What Marchionne is pushing for is a whole new wage system that includes profit-sharing for workers and a “defined-contribution” retirement plan. What ate the industry alive in the years prior to the start of the great recession was the inevitable rise in labor costs regardless of profitability or productivity. All three carmakers have invested heavily in automation, replacing expensive workers and bringing costs down. Now, with the replacement of fixed pension benefits for the new second-tier workers with company contributions going instead into the workers’ own retirement plans, the ever escalating wage costs will finally be brought under some kind of control.

The new pact signed in September brings the entry-level tier-two wages up to about $19 an hour, or close to $30 an hour including benefits. This is still competitive with Toyota and Honda, who are also seeing their labor costs increase.

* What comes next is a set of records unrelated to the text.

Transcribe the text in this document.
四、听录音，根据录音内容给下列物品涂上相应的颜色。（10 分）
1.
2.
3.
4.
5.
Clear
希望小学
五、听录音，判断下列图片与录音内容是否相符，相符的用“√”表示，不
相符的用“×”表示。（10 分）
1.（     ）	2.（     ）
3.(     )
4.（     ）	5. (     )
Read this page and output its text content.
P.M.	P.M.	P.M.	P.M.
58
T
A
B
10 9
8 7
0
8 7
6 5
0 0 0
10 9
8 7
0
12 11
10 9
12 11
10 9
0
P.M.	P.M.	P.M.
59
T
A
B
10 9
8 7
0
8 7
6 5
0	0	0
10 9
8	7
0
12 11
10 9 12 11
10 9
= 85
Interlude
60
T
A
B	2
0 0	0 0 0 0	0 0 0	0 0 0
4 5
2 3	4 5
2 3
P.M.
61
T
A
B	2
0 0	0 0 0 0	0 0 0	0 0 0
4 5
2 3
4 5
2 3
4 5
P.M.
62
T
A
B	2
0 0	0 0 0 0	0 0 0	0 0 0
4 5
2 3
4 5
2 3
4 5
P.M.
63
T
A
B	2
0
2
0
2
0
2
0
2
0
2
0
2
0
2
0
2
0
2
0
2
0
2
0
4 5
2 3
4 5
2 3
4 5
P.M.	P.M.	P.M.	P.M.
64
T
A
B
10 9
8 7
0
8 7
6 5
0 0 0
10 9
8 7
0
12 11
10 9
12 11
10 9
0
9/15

The productivity gains are impressive. Plants which once employed 5,000 workers now require less than half that for the same production. For instance, it takes just 900 Chrysler employees to turn out a Jeep Grand Cherokee every 48 seconds of every working day.

The two-tier wage system may be replaced by 2015, the next time contracts are to be renegotiated. Watch for the reality that put in place the two-tier system to continue, resulting in fewer workers making more money and those with jobs having a sizeable vested interest in the profitability of their companies, rather than relying on seniority and union-negotiated fixed benefit retirement plans for their reward.